Ne avevamo anche quintali, quindi eravamo di peso.
Quintali di sicumera. O, come dice il devoto: spocchia,
supponenza, arbusti infiltrati da tronchi. Non da terra,
ma sorti da dio. Si può obiettare che non sia questo
il verso giusto per affrontare le parole. Nel paese
le sirene sono sulle labbra di tutti e i denti cadono
nel tranello dei morsi. Un onorevole scontro
potrebbe spremere il succo dal verbo
che avrebbe amato
lo avesse soccorso per quel che è, non per quanto firma.
L’inconsolabile cittadino portò le braccia al petto
come un granchio. E da granchio, si spostò sul fianco.
Non poteva che avanzargli la spalla, defilato al lavoro,
stanco, forse un caso, certo la faccia dismessa non basta.
Lasciò scorrere il fiume nel vetro sentendosi al riparo,
trovò l’ago nella legge, sollevò un vespaio.
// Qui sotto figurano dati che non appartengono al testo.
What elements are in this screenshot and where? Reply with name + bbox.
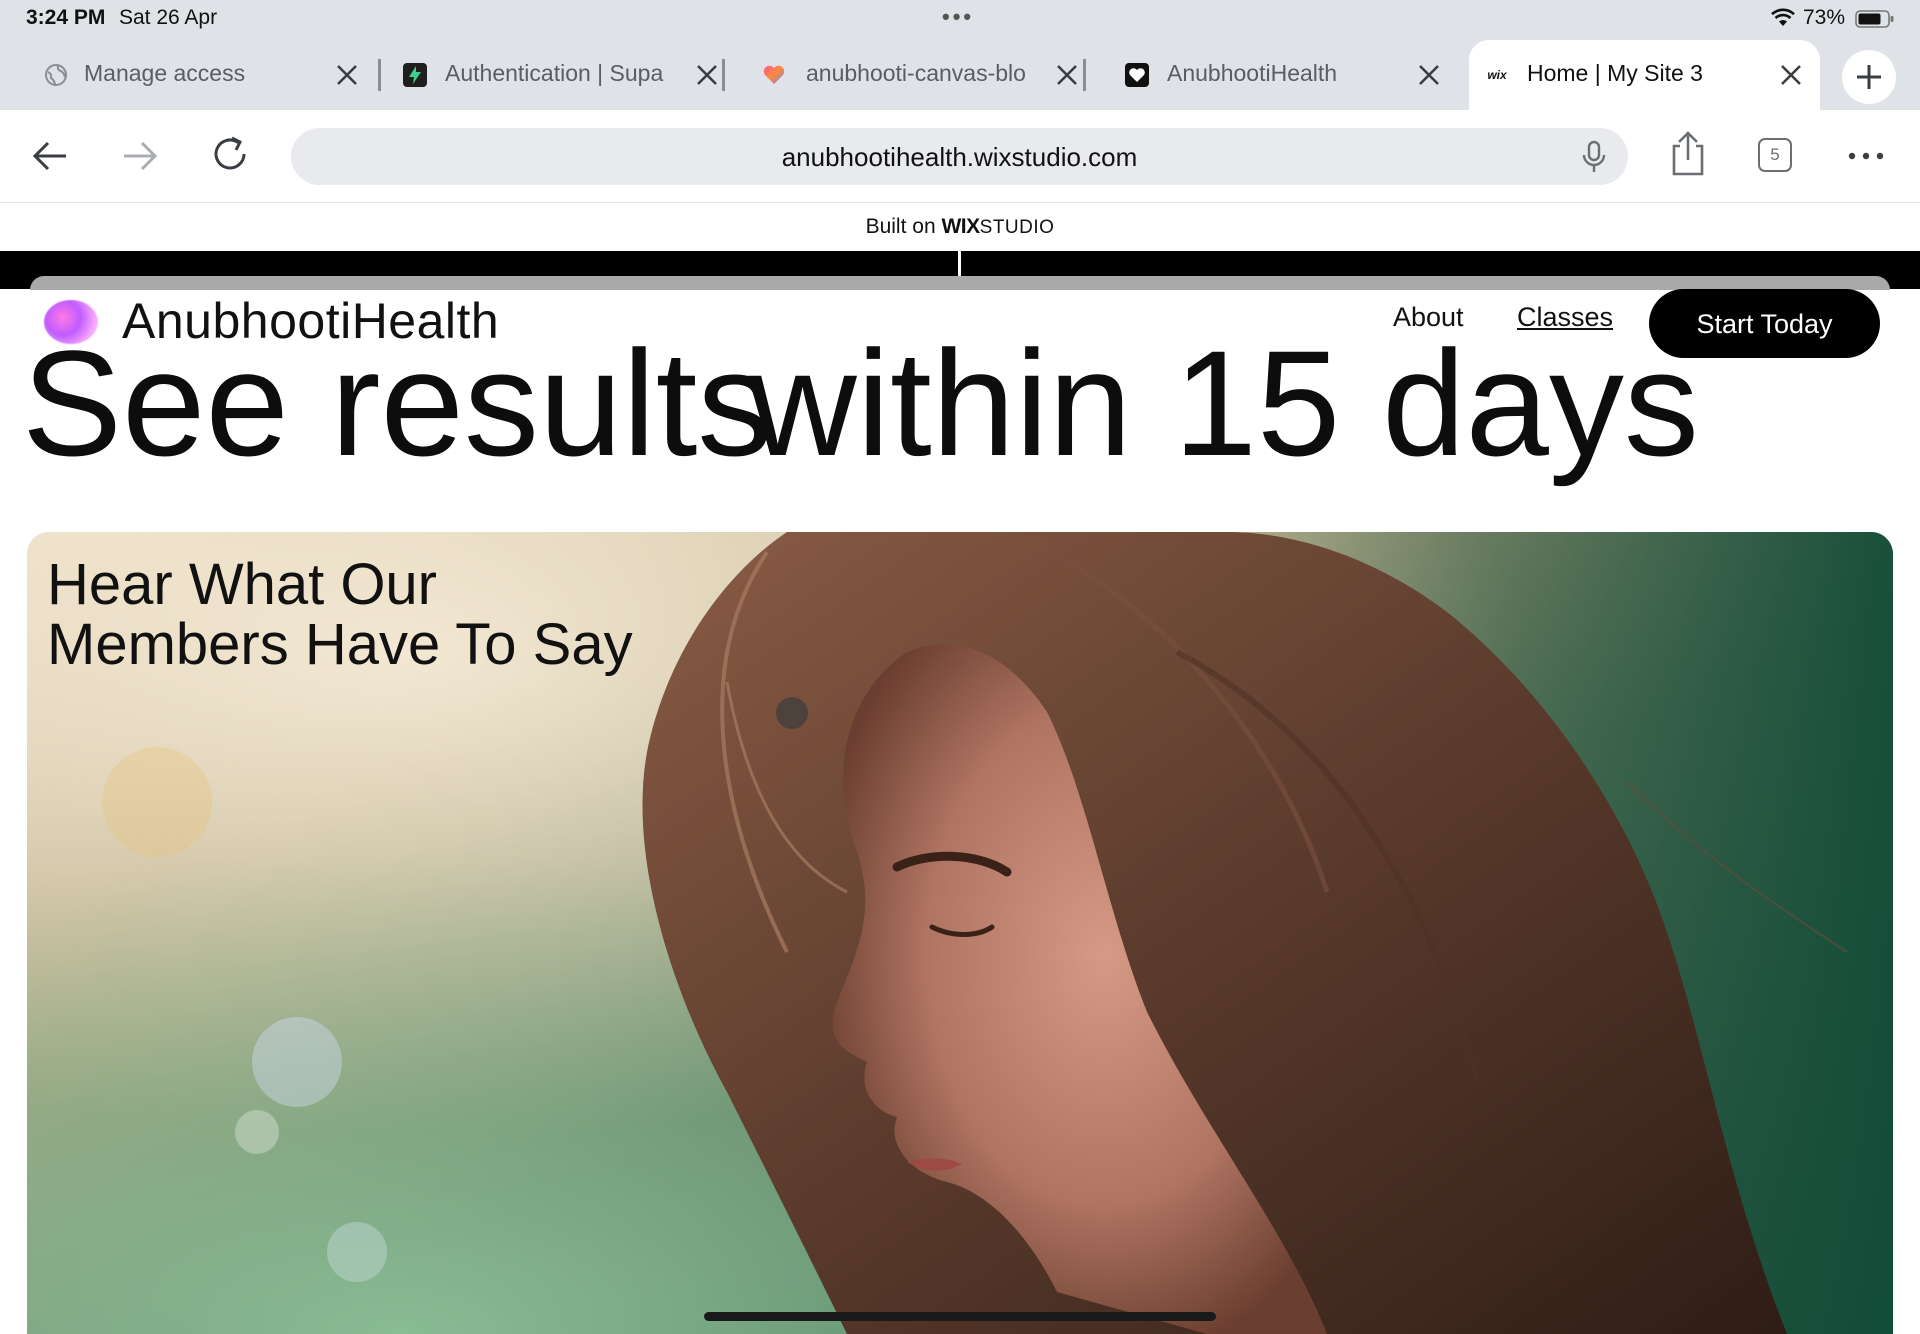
battery-icon [1855,10,1894,28]
scroll-indicator-dot[interactable] [776,697,808,729]
tab-anubhootihealth[interactable]: AnubhootiHealth [1083,40,1444,110]
tab-label: anubhooti-canvas-blo [806,60,1026,86]
tab-manage-access[interactable]: Manage access [0,40,381,110]
url-text: anubhootihealth.wixstudio.com [781,142,1138,172]
tab-label: Manage access [84,60,246,86]
headline-part-2: within 15 days [748,319,1699,487]
supabase-icon [403,63,427,87]
back-arrow-icon[interactable] [28,134,72,178]
battery-percentage: 73% [1803,6,1846,29]
browser-toolbar: anubhootihealth.wixstudio.com 5 [0,110,1920,203]
tab-anubhooti-canvas[interactable]: anubhooti-canvas-blo [722,40,1086,110]
tab-authentication[interactable]: Authentication | Supa [361,40,725,110]
close-tab-icon[interactable] [332,60,362,90]
tab-label: Home | My Site 3 [1527,60,1703,86]
testimonial-line-2: Members Have To Say [47,612,633,677]
new-tab-button[interactable] [1842,50,1896,104]
close-tab-icon[interactable] [1414,60,1444,90]
heart-outline-icon [1125,63,1149,87]
tab-count-button[interactable]: 5 [1758,138,1792,172]
built-on-wix-banner[interactable]: Built on WIXSTUDIO [0,203,1920,251]
studio-label: STUDIO [979,217,1055,238]
tab-strip: Manage access Authentication | Supa anub… [0,40,1920,110]
multitasking-dots-icon[interactable]: ••• [942,4,974,30]
share-icon[interactable] [1666,130,1710,178]
wix-logo: WIX [941,215,980,238]
home-indicator[interactable] [704,1312,1216,1321]
tab-label: AnubhootiHealth [1167,60,1338,86]
wifi-icon [1771,8,1795,26]
testimonial-heading: Hear What Our Members Have To Say [47,555,633,675]
address-bar[interactable]: anubhootihealth.wixstudio.com [291,128,1628,185]
heart-icon [762,63,786,87]
testimonial-line-1: Hear What Our [47,552,437,617]
microphone-icon[interactable] [1581,140,1607,174]
status-date: Sat 26 Apr [119,6,218,29]
reload-icon[interactable] [208,132,252,176]
close-tab-icon[interactable] [1776,60,1806,90]
wix-icon: wix [1487,68,1507,82]
header-strip [30,276,1890,290]
forward-arrow-icon[interactable] [118,134,162,178]
close-tab-icon[interactable] [692,60,722,90]
status-bar: 3:24 PM Sat 26 Apr ••• 73% [0,0,1920,40]
headline-part-1: See results [22,319,773,487]
plus-icon [1857,65,1881,89]
hero-headline: See resultswithin 15 days [22,328,1699,478]
close-tab-icon[interactable] [1052,60,1082,90]
more-options-icon[interactable] [1846,134,1886,178]
built-on-prefix: Built on [865,215,942,238]
tab-label: Authentication | Supa [445,60,664,86]
globe-icon [44,63,68,87]
tab-home-my-site[interactable]: wix Home | My Site 3 [1469,40,1820,110]
status-time: 3:24 PM [26,6,106,29]
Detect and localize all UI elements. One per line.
Stette incolume
la spocchia immemore, orba di tanto filo.
O si trattava di ricucire lo strappo tra diverse lingue.
Se in quel momento
un uragano, o un colpo di tosse dal fondo, avesse scosso
le belle figure che abboccano, più che le quaglie
all'ultimo sole disperatamente trattenuto in volo,
da lassù si sarebbe visto come si incazza la platea, per poco.